Dozens more examples demonstrate that the happy accident is one of the most valuable resources in human development. One of the earliest known examples occurred when, for better or worse, some Chinese experimenters looking for the elixir of eternal life accidentally discovered gun powder, instead.

In 1938, a du Pont chemist discovered that his experimental gas had escaped its container and that a strange slippery substance was left behind. Teflon was born. Much earlier, an English pharmacist withdrew a stirring rod from his chemicals only to notice a dried clump of hard material stuck to the end of it. In trying to scrape it off, it ignited and burst into flame.

The strikable match was the result. Velcro was invented by a Swiss engineer intrigued by how burrs stuck to his dog’s coat. The implantable heart pacemaker was stumbled upon when an assistant professor accidentally grabbed the wrong size resistor from a box.

These examples are only a few of the many wonderful discoveries that have graced the world by a scientific accident. Their value is immense, and the world has grown richer by their discovery only through the adaptability of those who discovered them. In many cases, something else was the target goal at the time. Their discovery was an unanticipated byproduct born of the flexibility of the discoverer.

From Fluke to Flourish

In business, it pays hefty dividends to be flexible enough to adapt to new developments and to make use of unexpected benefits.

As the maker of a fairly unsuccessful wallpaper cleaner, Kutol Products was near bankruptcy when children began using the product to form Christmas tree ornaments in arts and crafts projects. The entrepreneurs were clever enough to see this unexpected use as a gift, and the company was saved by the new marketing of the modified product as Play-Doh.

Happy Accidents

A similar story is told of the development of another novelty toy, Silly Putty. In 1943, a World War II rubber shortage prompted the government to commission research from General Electric chemists for the creation of an alternative. The resulting elastic compound was ineffective at replacing rubber, but it was intriguing nevertheless.

Samples were circulated, but until an enterprising toy store entrepreneur named Ruth Fallgatter saw the stuff in 1949, no one had any use for it. Fallgatter saw some potential and hired copywriter Peter Hodgson to include the item in her seasonal catalogue. While it outsold everything else in the catalogue, for some reason she lost interest and abandoned the substance.

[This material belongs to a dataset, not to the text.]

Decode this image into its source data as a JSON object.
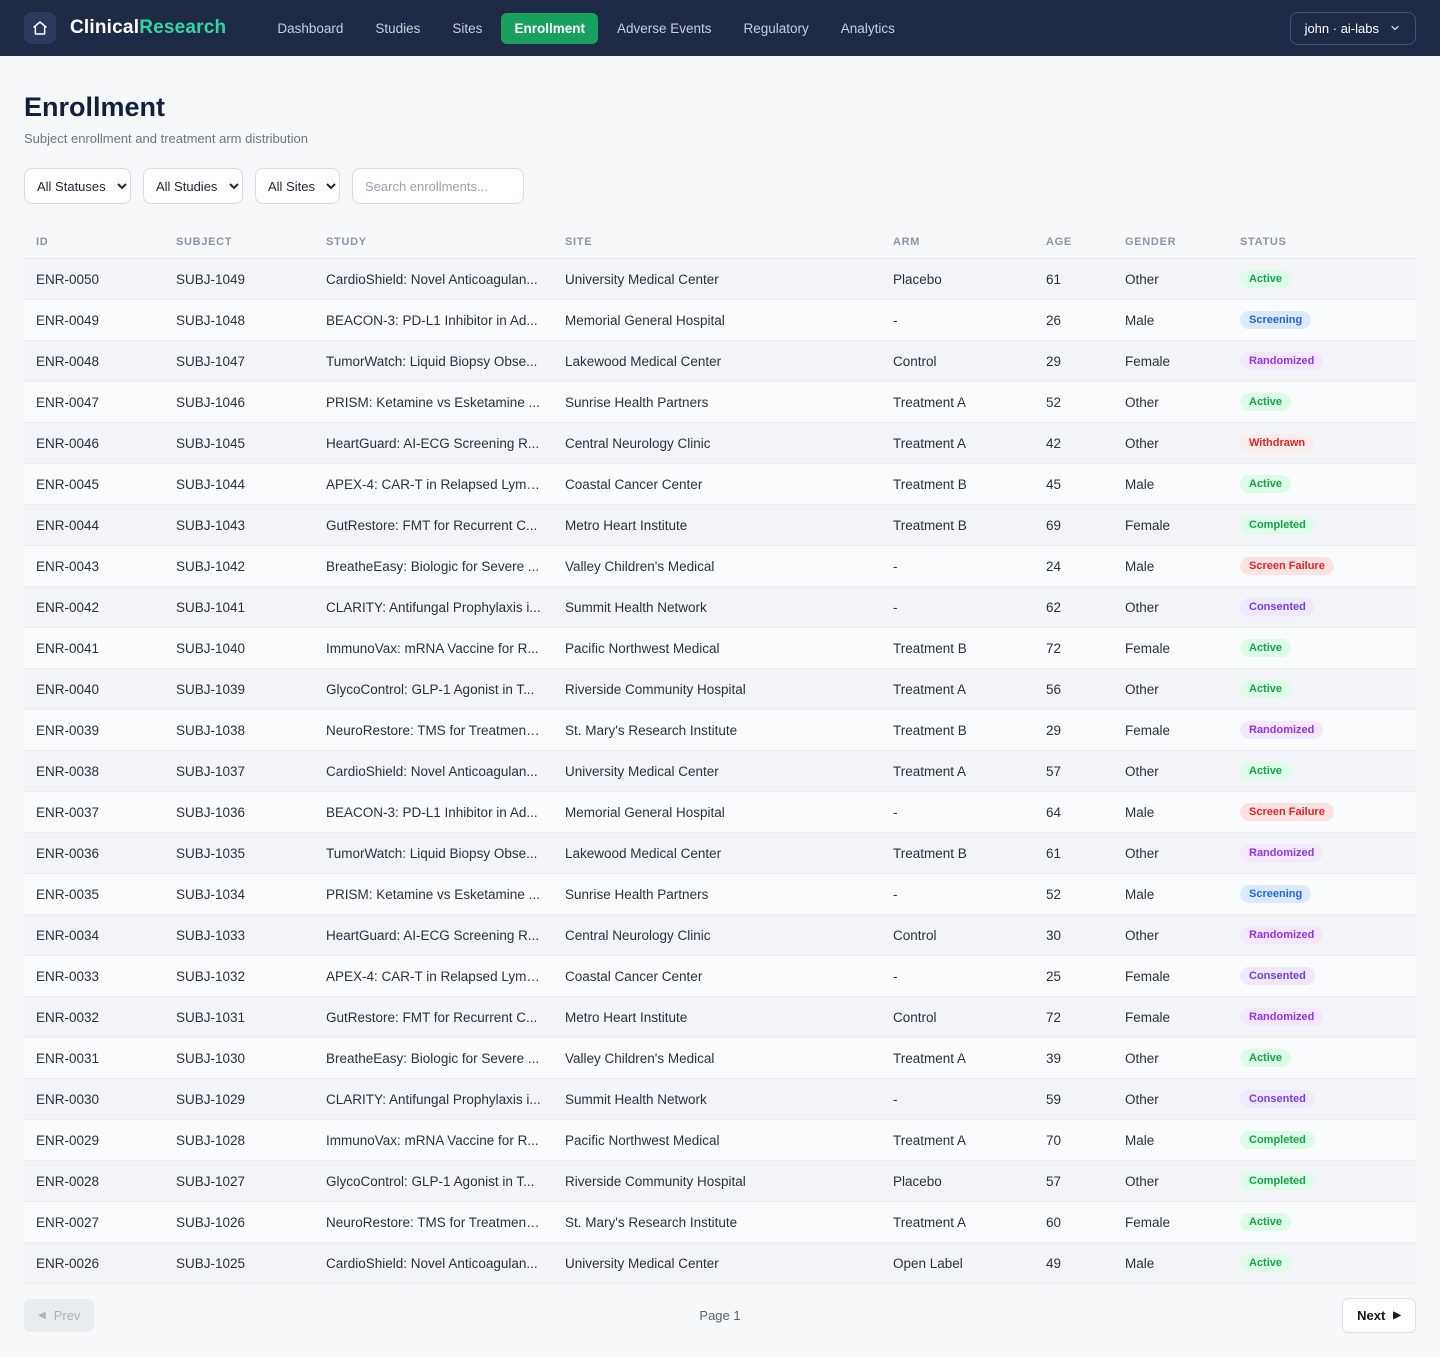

Hitting the Mark with an Open Mind

Hodgson, however, had a clearer vision of its potential and picked up the entrepreneurial torch, renaming the product Silly Putty. It took some time, but his ability to adapt paid off. A New York Times columnist mentioned it in a very positive light, after which sales topped $750,000 in the next three days.

One Thing Leads to Another…

Speaking of gummy substances, we have alluded to the 29-year-old William Wrigley who decided to offer free baking powder as an incentive to market his scouring soap. The idea was so good that the powder became more popular than the soap. So, he offered free chewing gum to market the powder, and the gum became more popular still. Thus was born the Wrigley chewing gum empire, from humble beginnings in soap and baking powder.

Like William Wrigley, Peter Hodgson, and the brighter minds at Play-Doh’s Kutol Products, always remain alert to the potential for happy accidents and adapting to situations and possibilities. Thinking outside the box of your own business can lure serendipity right to your front door.